Fournier’s gangrene (FG) is a fulminant form of infective necrotizing fasciitis that involves external genitals and perineal region. It is more common in adults but more than 56 pediatric cases have been reported so far, most of them being under 3 months of age (1, 2, 9). Although the male to female ratio is reported to be 10: 1, our patient is a female. FG affects females as well as males and cases of vulvar necrosis have been reported (10). Predisposing factors vary with age. Diabetes mellitus, chronic alcoholism, malnutrition and immunosuppressive therapy are underlying disorders for affected adults whereas predisposing and etiological factors differ in neonates including prematurity, trauma, poor hygiene, systemic infections, insect bite, burns, circumcision, disorders of immune system, anorectal and periurethral diseases, strangulated hernia, phimosis, omphalitis, varicella infection, procedures in perineal region, instrumentation of urethra and hematologic malignancies (1, 2, 5, 11). Acute myeloid leukemia, M4, was the etiology of FG in our case. About 35 cases of FG associated with hematologic malignancies have been reported while about 88% of cases were complications of treatment and in few cases FG was the first sign of hematologic malignancies (12). Simultaneous occurrence of FG and congenital leukemia in neonates is very rare. Immune deficiency caused by leukemia could be the predisposing factor for FG. Lo reported an extensive necrotizing fasciitis in a neonate with AML (13). FG should be considered as the first sign of AML.

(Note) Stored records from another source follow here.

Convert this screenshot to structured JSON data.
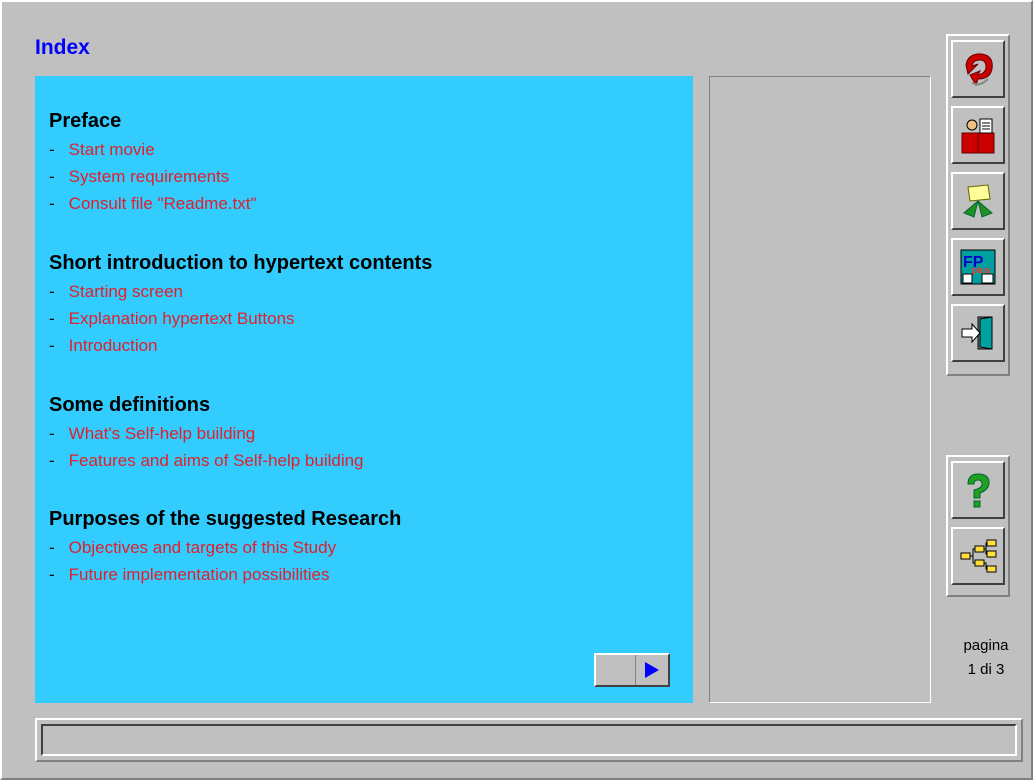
{
  "page": {
    "title": "Index"
  },
  "sections": [
    {
      "heading": "Preface",
      "items": [
        "Start movie",
        "System requirements",
        "Consult file \"Readme.txt\""
      ]
    },
    {
      "heading": "Short introduction to hypertext contents",
      "items": [
        "Starting screen",
        "Explanation hypertext Buttons",
        "Introduction"
      ]
    },
    {
      "heading": "Some definitions",
      "items": [
        "What's Self-help building",
        "Features and aims of Self-help building"
      ]
    },
    {
      "heading": "Purposes of the suggested Research",
      "items": [
        "Objectives and targets of this Study",
        "Future implementation possibilities"
      ]
    }
  ],
  "bullet": "-",
  "toolbar": {
    "top_buttons": [
      "back-arrow-icon",
      "reading-book-icon",
      "recycle-note-icon",
      "fp-logo-icon",
      "exit-door-icon"
    ],
    "bottom_buttons": [
      "help-question-icon",
      "tree-structure-icon"
    ]
  },
  "pager": {
    "label": "pagina",
    "position": "1 di 3"
  },
  "colors": {
    "title": "#0000ff",
    "content_bg": "#33ccff",
    "link": "#e0202a",
    "chrome": "#c0c0c0"
  }
}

The cause of FG can be identified in approximately 95% of cases (1, 11). There are two types of necrotizing fasciitis depending on the responsible organisms. Type 1 is usually polymicrobial including aerobic and anaerobic bacteria. Type 2 is monomicrobial and often caused by group A Streptococcus alone or in combination with Staphylococcus aureus (10). The usual organisms that cause Fournier gangrene in children are streptococci, staphylococci and anaerobes (1). In our patient, blood and wound culture yielded Pseudomonas aeruginosa. Cases of necrotizing fasciitis with Pseudomonas aeruginosa in pediatric patients affected by acute leukemia was reported by some researchers (13). Fustes-Morales et al. described P. aeruginosa as the most common organism isolated in 85% of necrotizing fasciitis cases. Association of P. aeruginosa and necrotizing fasciitis was also demonstrated by Al-Fifi et al. (14) in two cases and Rouzrokh et al. (15) in seven cases. Pseudomonas seems to be an important causative pathogen in neutropenic patients with a rapid and fatal course. Early diagnosis and prompt appropriate treatment is essential in FG. Treatment includes early IV-fluid therapy, hemodynamic stabilization, broad-spectrum antibiotics and surgical debridement of necrotic tissues. Although literature suggest aggressive debridement of wound but a recent study showed successful outcome by using more conservative and selective surgical methods (5). Hyperbaric oxygen is also used in some selected cases for the treatment of Fournier’s gangrene (16). We started with a combination of broad spectrum antibiotics (meropenem and vancomycin) regimen and then modified it to meropenem and amikacin when culture results were available. Our patient was not a surgical candidate for debridement because of coagulopathy state and her poor condition, so we could only wash and keep the wound sterile. Mortality rate of Fournier’s gangrene is ranged from 3 to 45 percent which is mostly due to severe sepsis, renal failure and coagulopathy (9). Despite all the medical and surgical advances in treatment the mortality remains high. We planned to start chemotherapy but the parents refused any type of treatment and the baby was discharged against medical advice.

Neonatal FG is extremely rare and there is a need for high index of suspicion to make the prompt diagnosis and early appropriate treatment. The physicians should consider Leukemia in the differential diagnosis of a newborn with clinical features of sepsis and necrotizing fasciitis.